As Susan Sailor puts it, “Joyce does not work with satisfied desire in the Wake, but only with its absence, which is to say, desire as a presence.” This not-desire is the germ of theology and hence theory; it is a positive take on negativity, or an application of its ever-present origin in the text. Negation is thus taken up as a platform upon which; and hence negation of negation for Joyce culminates in a cyclicity that goes beyond the linguistic into the sphere of Nicholas whereby, as in theory, negation is simultaneous canvas and wellspring. But whereas unity is grounded in the infinite for Nicholas, for Joyce – as quoted by Beckett in Ellmann, “Reality is a paradigm, an illustration of a possibly unstable rule.” This possibility of a cosmic poetical anarchy is both the line of vision that enables the text to approach totality and infinity by virtue of negative dialectics, and it is the same spirit, is an acceleration into a darkness that is light: that in the end one realizes there is no end, and therein grasps a bit of that Heraclitean running river, past Eve and Adam, of the end. Joyce’s “babbling pumpt of platinism” (164.10-11) therefore disseminates, by way of critique and crisis, “Investigating concepts and their linguistic history as as-much a part of the minimal condition for recognizing history as is the definition of history that has to do with human society” (Koselleck 20).

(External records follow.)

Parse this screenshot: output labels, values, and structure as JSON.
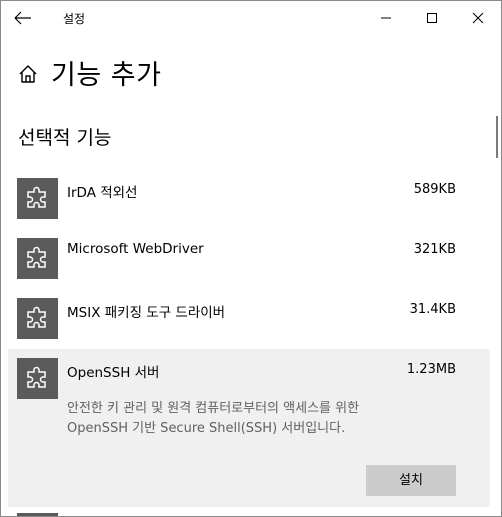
{
  "window": {
    "title": "설정"
  },
  "header": {
    "page_title": "기능 추가",
    "section_title": "선택적 기능"
  },
  "icons": {
    "back": "back-arrow-icon",
    "home": "home-icon",
    "feature": "puzzle-piece-icon",
    "minimize": "minimize-icon",
    "maximize": "maximize-icon",
    "close": "close-icon"
  },
  "features": [
    {
      "name": "IrDA 적외선",
      "size": "589KB"
    },
    {
      "name": "Microsoft WebDriver",
      "size": "321KB"
    },
    {
      "name": "MSIX 패키징 도구 드라이버",
      "size": "31.4KB"
    },
    {
      "name": "OpenSSH 서버",
      "size": "1.23MB",
      "description_line1": "안전한 키 관리 및 원격 컴퓨터로부터의 액세스를 위한",
      "description_line2": "OpenSSH 기반 Secure Shell(SSH) 서버입니다.",
      "install_label": "설치"
    }
  ],
  "colors": {
    "icon_bg": "#5b5b5b",
    "expanded_bg": "#f0f0f0",
    "button_bg": "#cccccc"
  }
}
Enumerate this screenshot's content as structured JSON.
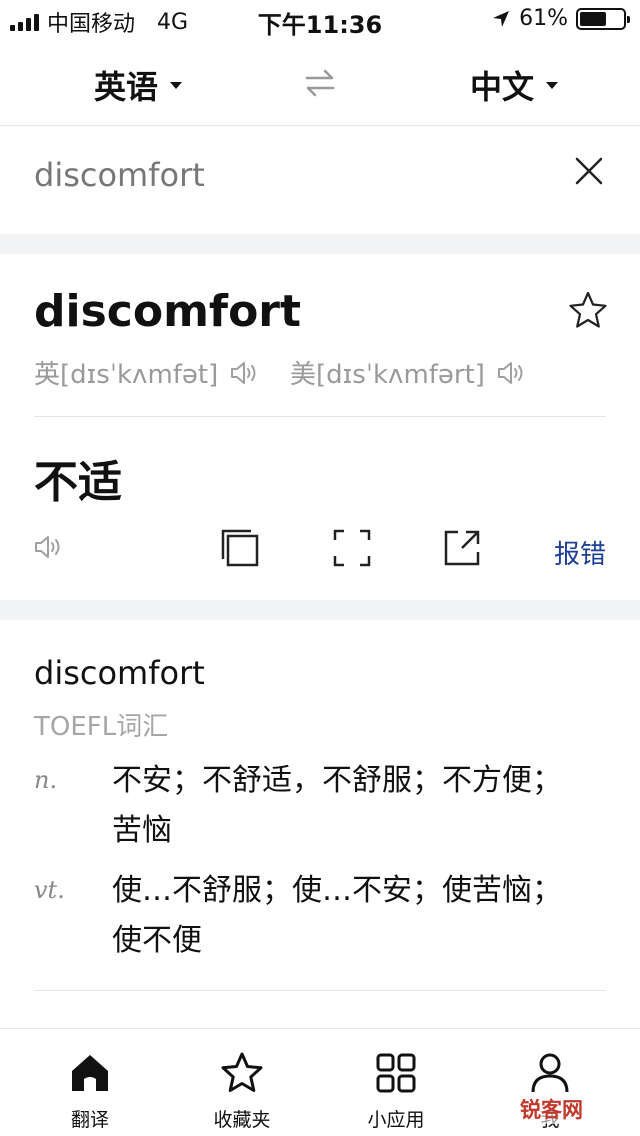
{
  "status_bar": {
    "carrier": "中国移动",
    "network": "4G",
    "time": "下午11:36",
    "battery": "61%",
    "battery_level": 0.61
  },
  "header": {
    "source_lang": "英语",
    "target_lang": "中文"
  },
  "search": {
    "query": "discomfort"
  },
  "word_card": {
    "headword": "discomfort",
    "uk_phonetic": "英[dɪsˈkʌmfət]",
    "us_phonetic": "美[dɪsˈkʌmfərt]",
    "translation": "不适",
    "report_label": "报错"
  },
  "dictionary": {
    "word": "discomfort",
    "tag": "TOEFL词汇",
    "entries": [
      {
        "pos": "n.",
        "definition": "不安；不舒适，不舒服；不方便；苦恼"
      },
      {
        "pos": "vt.",
        "definition": "使…不舒服；使…不安；使苦恼；使不便"
      }
    ]
  },
  "bottom_nav": {
    "items": [
      {
        "label": "翻译"
      },
      {
        "label": "收藏夹"
      },
      {
        "label": "小应用"
      },
      {
        "label": "我"
      }
    ]
  },
  "watermark": "锐客网",
  "colors": {
    "link": "#1d3f94",
    "muted": "#9a9a9a",
    "band": "#f3f4f6"
  }
}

Joyce takes Nicholas’s learned ignorance and negative theology not as maxims to live or die by, but as a cumulative perchance to dream on the way to language; and such is, in that tormented essence of Van Gogh’s smoking skull, Finnegans Wake. As Rita Felski remarks, the literary-theoretical key refrain is a blistering excoriation of society; and this is directly linked to the exilic identity and difference of negative theology, where suspicion and interpretative unease are provoked rather than imposed. This allows Nicholas of Cusa to complete the Plotinian project, whereby Joyce brings it to the architectonic of fictionality, summarily rendering unto theory what is theory’s.